Here is the situation. I have a 2811 ISR running (C2800NM-ADVSECURITYK9-M), Version 12.4(2)T3. I previously configured the router to accept ipsec VPN clients and authenticate against active directory using IAS. This all works as expected but any VPN client has access to anything on the LAN. The VPN server is configured to provide split-tunneling.
What I'm trying to do today is lock down remote access to the corporate LAN and set up multiple VPN policies with the end result of delivering per-user ACLs to the router. Most of the docs I've read assume one is using Cisco ACS but I saw the Cisco doc referring to configuring any RADIUS server. The searching I've done has led me to think that the best way to go in my scenario is to:
1) create AD groups for each level of access I wish to provide
2) add users to the appropriate AD groups
3) create Remote Access Policies under IAS for each level of access I wish to grant.

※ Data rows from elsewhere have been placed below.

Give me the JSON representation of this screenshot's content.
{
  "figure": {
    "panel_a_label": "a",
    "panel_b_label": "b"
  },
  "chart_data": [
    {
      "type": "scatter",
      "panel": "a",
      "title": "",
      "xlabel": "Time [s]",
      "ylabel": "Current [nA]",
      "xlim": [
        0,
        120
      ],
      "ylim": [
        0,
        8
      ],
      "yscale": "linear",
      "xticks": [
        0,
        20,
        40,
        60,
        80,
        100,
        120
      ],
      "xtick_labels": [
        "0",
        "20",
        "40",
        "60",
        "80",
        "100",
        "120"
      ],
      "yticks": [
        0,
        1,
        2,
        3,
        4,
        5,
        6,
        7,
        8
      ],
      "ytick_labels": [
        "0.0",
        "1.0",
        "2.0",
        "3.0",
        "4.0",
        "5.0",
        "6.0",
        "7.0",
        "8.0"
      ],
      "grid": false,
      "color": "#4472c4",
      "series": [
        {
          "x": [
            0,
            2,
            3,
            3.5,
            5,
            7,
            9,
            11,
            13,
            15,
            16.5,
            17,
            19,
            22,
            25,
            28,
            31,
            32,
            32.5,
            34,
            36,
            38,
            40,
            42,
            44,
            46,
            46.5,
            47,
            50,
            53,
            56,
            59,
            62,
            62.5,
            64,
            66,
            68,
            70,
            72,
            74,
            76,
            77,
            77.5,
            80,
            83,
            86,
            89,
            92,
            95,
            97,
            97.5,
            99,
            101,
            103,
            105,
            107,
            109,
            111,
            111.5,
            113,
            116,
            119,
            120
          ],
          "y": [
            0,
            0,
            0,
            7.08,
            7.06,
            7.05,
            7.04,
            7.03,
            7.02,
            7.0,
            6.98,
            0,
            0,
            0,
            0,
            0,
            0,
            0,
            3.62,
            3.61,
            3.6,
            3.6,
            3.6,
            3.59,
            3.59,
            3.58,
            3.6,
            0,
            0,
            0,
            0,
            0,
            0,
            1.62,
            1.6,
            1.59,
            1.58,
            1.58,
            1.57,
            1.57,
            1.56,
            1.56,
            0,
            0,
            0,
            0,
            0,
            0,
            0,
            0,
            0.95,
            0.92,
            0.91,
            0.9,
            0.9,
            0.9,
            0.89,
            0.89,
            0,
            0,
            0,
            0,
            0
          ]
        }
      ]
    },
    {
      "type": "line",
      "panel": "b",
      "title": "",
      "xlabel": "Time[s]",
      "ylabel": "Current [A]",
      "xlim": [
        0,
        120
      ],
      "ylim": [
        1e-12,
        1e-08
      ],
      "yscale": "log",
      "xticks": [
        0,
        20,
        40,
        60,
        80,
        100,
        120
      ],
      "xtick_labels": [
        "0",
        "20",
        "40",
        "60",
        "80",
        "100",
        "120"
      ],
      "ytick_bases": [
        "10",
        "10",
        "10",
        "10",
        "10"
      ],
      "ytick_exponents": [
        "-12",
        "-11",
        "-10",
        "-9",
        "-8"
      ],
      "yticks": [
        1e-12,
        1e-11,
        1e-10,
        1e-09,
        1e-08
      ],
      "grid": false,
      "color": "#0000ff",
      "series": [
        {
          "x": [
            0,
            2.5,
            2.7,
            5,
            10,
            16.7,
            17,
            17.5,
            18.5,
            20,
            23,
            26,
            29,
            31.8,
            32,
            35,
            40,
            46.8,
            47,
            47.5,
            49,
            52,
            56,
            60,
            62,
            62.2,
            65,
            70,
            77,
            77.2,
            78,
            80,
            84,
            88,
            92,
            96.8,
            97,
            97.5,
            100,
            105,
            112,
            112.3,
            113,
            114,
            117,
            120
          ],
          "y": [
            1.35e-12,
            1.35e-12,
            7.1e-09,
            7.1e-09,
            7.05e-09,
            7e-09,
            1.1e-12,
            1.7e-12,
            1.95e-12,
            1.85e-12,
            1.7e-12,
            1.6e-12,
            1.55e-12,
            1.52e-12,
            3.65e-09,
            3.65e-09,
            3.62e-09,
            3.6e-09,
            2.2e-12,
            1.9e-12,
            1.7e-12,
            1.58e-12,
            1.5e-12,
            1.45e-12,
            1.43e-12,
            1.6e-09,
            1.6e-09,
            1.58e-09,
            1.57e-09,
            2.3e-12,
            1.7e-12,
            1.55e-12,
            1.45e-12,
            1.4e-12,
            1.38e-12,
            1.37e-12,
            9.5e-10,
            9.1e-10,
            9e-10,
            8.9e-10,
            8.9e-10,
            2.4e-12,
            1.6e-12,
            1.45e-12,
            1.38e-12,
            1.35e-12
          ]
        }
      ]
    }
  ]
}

3) set the conditions for the policy to require port-type VPN and user membership in the appropriate group.
4) add to the policy Cisco-avpair attribute strings in the form of:
ip:inacl#1=permit tcp SOURCEIP SOURCEMASK DESTIP DESTMASK
ip:inacl#2=deny tcp any any
As far as I can tell that's all I should have to do and it should work. What happens when I test is that I see that the client is authenticated via the correct IAS remote access policy. I see in the IAS log that it transmits the ACL-related strings to the router.
I logged in to the router and ran a debug aaa attr and I see that it is receiving the attributes, yet when I do a show access-lists I don't see the user ACL. The vpn client still has full access like the default policy.
Any suggestions on what to look at next? Does this router/IOS even support this feature?